Sınıfa doğru ilerlerken bir yandan da Ceren'i arıyordum. Sınıfa girdiğimde ise Ceren ve Burak'ı bizim sıramızda gülüşürken görmeyi beklemiyordum tabi. Hızlıca sıramıza geldim ve omzumdaki çantayı çıkarak Burak'ın üzerine attım. Hatta fırlamışta olabilirim.

"Bende Ceren aşkitoşkoşkoşkomu özledim diyordum. Yazıklar olsun Ceren onca yıllık ilişkimizi şunun için mi bitirdin. Kör olaydım da bunları görmeyeydim. Ya bu de bu ya-"

"Alyaa Alya" Ceren bana seslenince fazla sesli konuştuğumu farkettim.

"Şimdi de Alya mı oldum yani." Bu sefer fısıltıyla konuşmuştum. O sırada Ceren gözlerini kocaman açmıştım.

"Alya sakin ol. Şimdi gel biz hava almaya çıkalım. Burak...sende ıhm sonra konuşuruz." Deyip beni dışarı çekiştirdi.

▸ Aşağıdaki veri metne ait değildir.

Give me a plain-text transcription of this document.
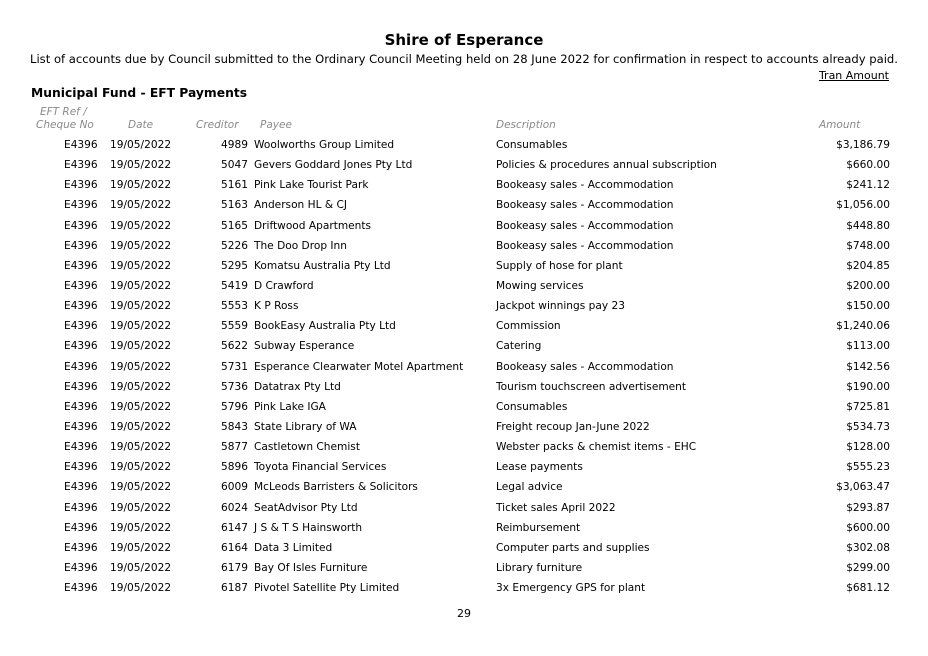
Shire of Esperance
List of accounts due by Council submitted to the Ordinary Council Meeting held on 28 June 2022 for confirmation in respect to accounts already paid.
Tran Amount
Municipal Fund - EFT Payments
EFT Ref /
Cheque No	Date	Creditor Payee	Description	Amount
E4396 19/05/2022	4989 Woolworths Group Limited	Consumables	$3,186.79
E4396 19/05/2022	5047 Gevers Goddard Jones Pty Ltd	Policies & procedures annual subscription	$660.00
E4396 19/05/2022	5161 Pink Lake Tourist Park	Bookeasy sales - Accommodation	$241.12
E4396 19/05/2022	5163 Anderson HL & CJ	Bookeasy sales - Accommodation	$1,056.00
E4396 19/05/2022	5165 Driftwood Apartments	Bookeasy sales - Accommodation	$448.80
E4396 19/05/2022	5226 The Doo Drop Inn	Bookeasy sales - Accommodation	$748.00
E4396 19/05/2022	5295 Komatsu Australia Pty Ltd	Supply of hose for plant	$204.85
E4396 19/05/2022	5419 D Crawford	Mowing services	$200.00
E4396 19/05/2022	5553 K P Ross	Jackpot winnings pay 23	$150.00
E4396 19/05/2022	5559 BookEasy Australia Pty Ltd	Commission	$1,240.06
E4396 19/05/2022	5622 Subway Esperance	Catering	$113.00
E4396 19/05/2022	5731 Esperance Clearwater Motel Apartment	Bookeasy sales - Accommodation	$142.56
E4396 19/05/2022	5736 Datatrax Pty Ltd	Tourism touchscreen advertisement	$190.00
E4396 19/05/2022	5796 Pink Lake IGA	Consumables	$725.81
E4396 19/05/2022	5843 State Library of WA	Freight recoup Jan-June 2022	$534.73
E4396 19/05/2022	5877 Castletown Chemist	Webster packs & chemist items - EHC	$128.00
E4396 19/05/2022	5896 Toyota Financial Services	Lease payments	$555.23
E4396 19/05/2022	6009 McLeods Barristers & Solicitors	Legal advice	$3,063.47
E4396 19/05/2022	6024 SeatAdvisor Pty Ltd	Ticket sales April 2022	$293.87
E4396 19/05/2022	6147 J S & T S Hainsworth	Reimbursement	$600.00
E4396 19/05/2022	6164 Data 3 Limited	Computer parts and supplies	$302.08
E4396 19/05/2022	6179 Bay Of Isles Furniture	Library furniture	$299.00
E4396 19/05/2022	6187 Pivotel Satellite Pty Limited	3x Emergency GPS for plant	$681.12
29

"Şimdi neler oluyor anlat yoksa anlattırmasını bilirim,biliyorsun." Yine o bakışlarını kullandığında tırstıp desem yalan olmazdı.

"Tamam apla anlatıyorum" deyip bütün herşeyi anlattım. Tepkisine ağzım açık bakakaldım.

"Deniz'in yaptığı baya şaşırtıcı genelde siz ikiniz sevginizi çok farklı dile getirirsiniz." Kendime geldiğimde Ceren'i omuzlarında sarstım.

"Çocuk beni neredeyse öpüyordu senin takıldığında yer abimin davranışı mı? Dur bir saniye bugün Azra bizim okula geliyordu hangi sınıfta olduğunu öğrendin mi?" Allah'ım o kız bizim sınıfta olmasın lütfen. Azra'yı düşünüyorum yani eğer bizim sınıfta olursa sinir krizi geçiririm ben amk.

"Galiba bugün açıklanıyormuş öyle diyorlardı. Ama bizim sınıfta olmaz heralde. Olmaz yani." Deyip kafasını kaşıdı.

***

3. Derste hocayı dinlerken kapının sesiyle karaladığım sayfadan kafamı kaldırdım. İçeriye giren müdür muavini ile Azra- Ha Azra mı? Ya neden şans bana kıçıyla gülüyor arkadaş. Müdür muavini açıklama yaparken ben de Azra'ya öldürücü bakışlar yolluyordum. Ya ama o sütun gibi bacaklarla etek giymese olmaz. Kız bildiğin esmer güzeli Ege'nin onunla çıkmasına şaşmamalı ve beni farketmemesine. Belki de dün akşam yaptığı ise intikam içindi. Bunu hiç düşünmemiştim. Ya onun gözünde kolay gözüküyorsam eğer öyleyse artık öyle olmayacak. Hoca ismimi söylediğinde ona baktım.

"Efendim hocam dalmışım da."

"Burada havuz yok ki nereye daldın. " bu espriyi yapan çocuğa yüzümü buruşturarak baktım. Bence öl sen. Lütfen öl yani. Bu dünya için çok fazlasın sen. Zil çaldığında hocanın beni yoklama için çağırdığını anlamış oldum. Hemen yanımdaki Ceren'i dürttüm.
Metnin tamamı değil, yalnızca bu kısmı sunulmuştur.